What is the difference between a Registered Investment Adviser (RIA), a stockbroker, a financial consultant, a financial adviser, and a financial planner?
A Registered Investment Adviser, or “RIA”, is registered either with the Securities Exchange Commission (SEC) or the states in which it conducts business. The representatives of a RIA have fulfilled educational requirements, undergone a background check, registered with the SEC or states, and have agreed to put client interests ahead of their own.
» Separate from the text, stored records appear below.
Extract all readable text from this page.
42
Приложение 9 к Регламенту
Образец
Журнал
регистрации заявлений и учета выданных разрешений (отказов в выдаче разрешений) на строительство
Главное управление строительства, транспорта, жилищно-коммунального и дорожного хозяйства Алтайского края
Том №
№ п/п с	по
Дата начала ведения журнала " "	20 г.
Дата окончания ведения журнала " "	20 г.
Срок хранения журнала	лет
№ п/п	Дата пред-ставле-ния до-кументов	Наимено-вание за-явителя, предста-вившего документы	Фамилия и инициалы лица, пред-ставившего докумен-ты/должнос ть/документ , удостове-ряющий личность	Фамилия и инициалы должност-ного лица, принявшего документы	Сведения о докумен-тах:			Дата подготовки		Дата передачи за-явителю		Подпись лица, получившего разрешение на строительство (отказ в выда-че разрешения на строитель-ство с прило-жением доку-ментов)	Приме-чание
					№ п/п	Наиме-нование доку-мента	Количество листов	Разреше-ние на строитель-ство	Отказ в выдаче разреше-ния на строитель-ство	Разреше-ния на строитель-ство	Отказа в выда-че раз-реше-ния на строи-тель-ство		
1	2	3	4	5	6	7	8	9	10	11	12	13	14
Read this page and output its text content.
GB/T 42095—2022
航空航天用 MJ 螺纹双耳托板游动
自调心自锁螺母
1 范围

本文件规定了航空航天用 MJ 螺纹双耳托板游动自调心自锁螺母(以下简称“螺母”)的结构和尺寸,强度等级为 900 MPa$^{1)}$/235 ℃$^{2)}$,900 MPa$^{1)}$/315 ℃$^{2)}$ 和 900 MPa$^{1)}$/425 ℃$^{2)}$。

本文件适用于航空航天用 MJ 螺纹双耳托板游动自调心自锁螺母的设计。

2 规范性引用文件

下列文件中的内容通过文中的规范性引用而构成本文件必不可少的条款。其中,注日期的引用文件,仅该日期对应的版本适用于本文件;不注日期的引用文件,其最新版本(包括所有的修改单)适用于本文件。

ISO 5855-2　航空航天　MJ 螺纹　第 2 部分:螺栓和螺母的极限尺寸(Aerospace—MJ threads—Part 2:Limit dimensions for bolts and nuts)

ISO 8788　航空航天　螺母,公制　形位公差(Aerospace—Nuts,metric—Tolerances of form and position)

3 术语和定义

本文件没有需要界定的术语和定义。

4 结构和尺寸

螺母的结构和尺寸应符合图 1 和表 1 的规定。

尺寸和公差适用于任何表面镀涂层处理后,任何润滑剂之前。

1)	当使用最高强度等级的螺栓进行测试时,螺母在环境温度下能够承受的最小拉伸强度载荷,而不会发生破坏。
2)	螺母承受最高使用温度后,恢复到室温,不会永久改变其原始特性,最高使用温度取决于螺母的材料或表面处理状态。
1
Stockbrokers fulfill some of the same functions as an RIA with one major difference. Unlike RIA’s, stockbrokers are not “fiduciaries,” which is a fancy way of saying they are not required by law to put their clients’ interests ahead of their own. While RIA’s such as Jacobs Equity are required by law to look out for their clients’ best interests, stockbrokers are not. Stockbrokers are allowed to sell any product or investment to their clients even if their advice is colored by the expectation of commissions, third-party referral fees, or other conflicts of interest. Stockbrokers are allowed to recommend a product or investment without taking into account whether it’s suitable for their client.
The other terms mentioned above such as financial consultant, financial adviser, and financial planner have no special meaning under the law. There is no educational requirement, fiduciary requirement, background check, or other special requirements placed on people using these terms.
By law stockbrokers and financial planners are not allowed to describe themselves as a “Registered Investment Adviser.” Thus it should be easy to tell whether your adviser is a “Registered Investment Adviser” or RIA.